Les troubles ont débuté vendredi, nourris par la colère face aux conditions socio-économiques et aux inégalités dans ce pays considéré comme l'un des plus stables d'Amérique latine. Des militaires ont commencé à patrouiller samedi dans les rues pour la première fois depuis la fin de la dictature du général Augusto Pinochet en 1990.
Un couvre-feu décrété samedi jusqu'à dimanche 10H00 GMT dans la capitale Santiago a été étendu durant la nuit à deux autres régions, Valparaíso (centre) et Concepción (sud). Les autorités n'ont pas indiqué si la mesure serait prorogée.
Le président Sebastian Pinera avait déjà décrété vendredi soir l'état d'urgence pour 15 jours à Santiago et confié la responsabilité de la sécurité au général Javier Iturriaga del Campo.Le gouvernement a également déployé l'armée dans les régions de O'Higgins et Coquimbo.
Mais la forte présence militaire et policière n'a pas permis d'éviter de nouvelles violences.
Tôt dimanche, trois personnes sont mortes dans l'incendie d'un supermarché Lider, de la chaîne américaine Walmart, à San Bernardo en banlieue sud de la capitale. Des centaines de personnes avaient forcé les entrées pour le piller, selon les pompiers qui ont mis plus de deux heures à contrôler le sinistre.
La gouverneure de Santiago, Karla Rubilar, a déclaré à la presse que deux des victimes avaient été brûlées et une troisième était décédée à l'hôpital.
"Le Chili s'est réveillé
Samedi, les manifestations et les violences s'étaient poursuivies, avec des dizaines de supermarchés, de véhicules et de stations-service saccagés ou incendiés. Le bilan officiel est de 308 arrestations et 156 policiers blessés.

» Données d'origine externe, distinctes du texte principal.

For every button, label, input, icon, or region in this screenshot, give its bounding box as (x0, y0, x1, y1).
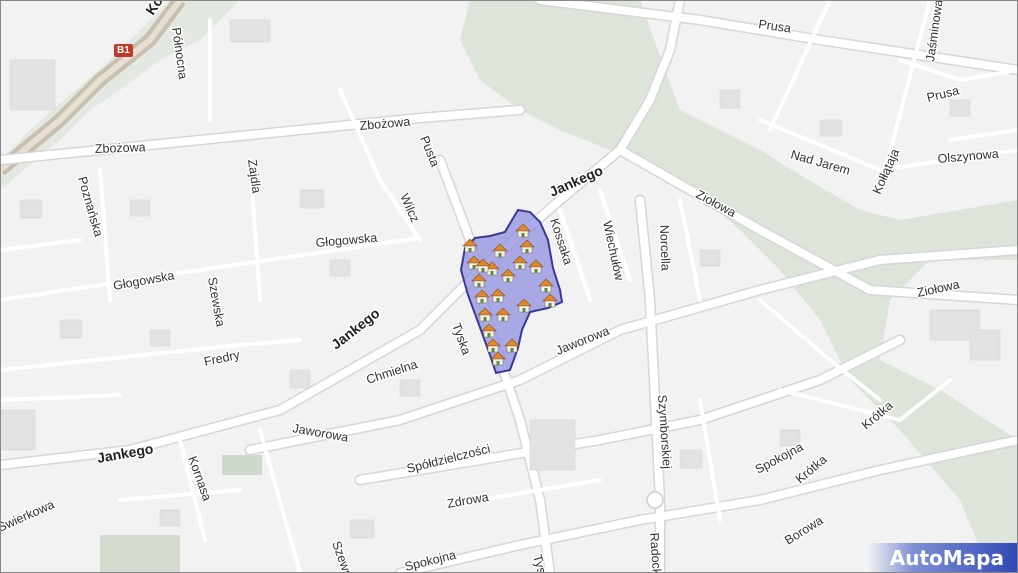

"Nous vivons de très hauts niveaux de délinquance, de pillages et de saccages", a déclaré le ministre de la Défense Alberto Espina. Selon lui, le gouvernement a déployé quelque 8.000 hommes et compte y ajouter 1.500 autres.
A l'aéroport de Santiago, des centaines de personnes ont passé la nuit à attendre, la plupart dormant par terre, après l'annulation ou la reprogrammation de leurs vols.
Les manifestations ont débuté vendredi pour protester contre une hausse --de 800 à 830 pesos (environ 1,04 euro)-- du prix des tickets de métro à Santiago, dotée du réseau le plus étendu (140 km) et le plus moderne d'Amérique du Sud qui transporte quotidiennement environ trois millions de passagers.
M. Pinera a fait marche arrière samedi soir et suspendu la hausse. Mais avec des mots d'ordre comme "Marre des abus" ou "Le Chili s'est réveillé", diffusés sur les réseaux sociaux, le pays fait face à une des pires crises sociales depuis des décennies.
Les revendications des manifestants se sont élargies à d'autres sujets, comme les inégalités sociales ou la contestation d'un modèle économique où l'accès à la santé et à l'éducation relèvent presque uniquement du secteur privé.
Dimanche, M. Pinera doit réunir ses ministres et d'autres hauts responsables pour faire un point sur la situation. Il a également annoncé un dialogue "large et transversal" pour tenter de répondre aux demandes sociales. La contestation n'a pas actuellement de dirigeants visibles ni de revendications claires.
"Nous sommes fatigués, ça suffit. Nous sommes fatigués de nous faire avoir. Les hommes politiques ne font que ce qu'ils veulent et tournent le dos à la réalité tout entière", explique Javiera Alarcon, une sociologue âgée de 29 ans qui manifestait samedi devant le palais présidentiel à Santiago.
Une photo du président dégustant une pizza dans un restaurant, tandis que Santiago brûlait, a accru la colère. Visiblement pris de court par cette crise, M. Pinera avait qualifié son pays, quelques jours auparavant, "d'oasis" en Amérique latine.
Les sept millions d'habitants de Santiago se sont retrouvés samedi quasiment privés de transports publics, avec la suspension temporaire des bus suite à l'incendie de plusieurs véhicules alors que le métro de Santiago restait fermé après le saccage de 78 stations.
Le gouvernement a annoncé la suspension des cours lundi dans plusieurs établissements scolaires de divers quartiers de Santiago.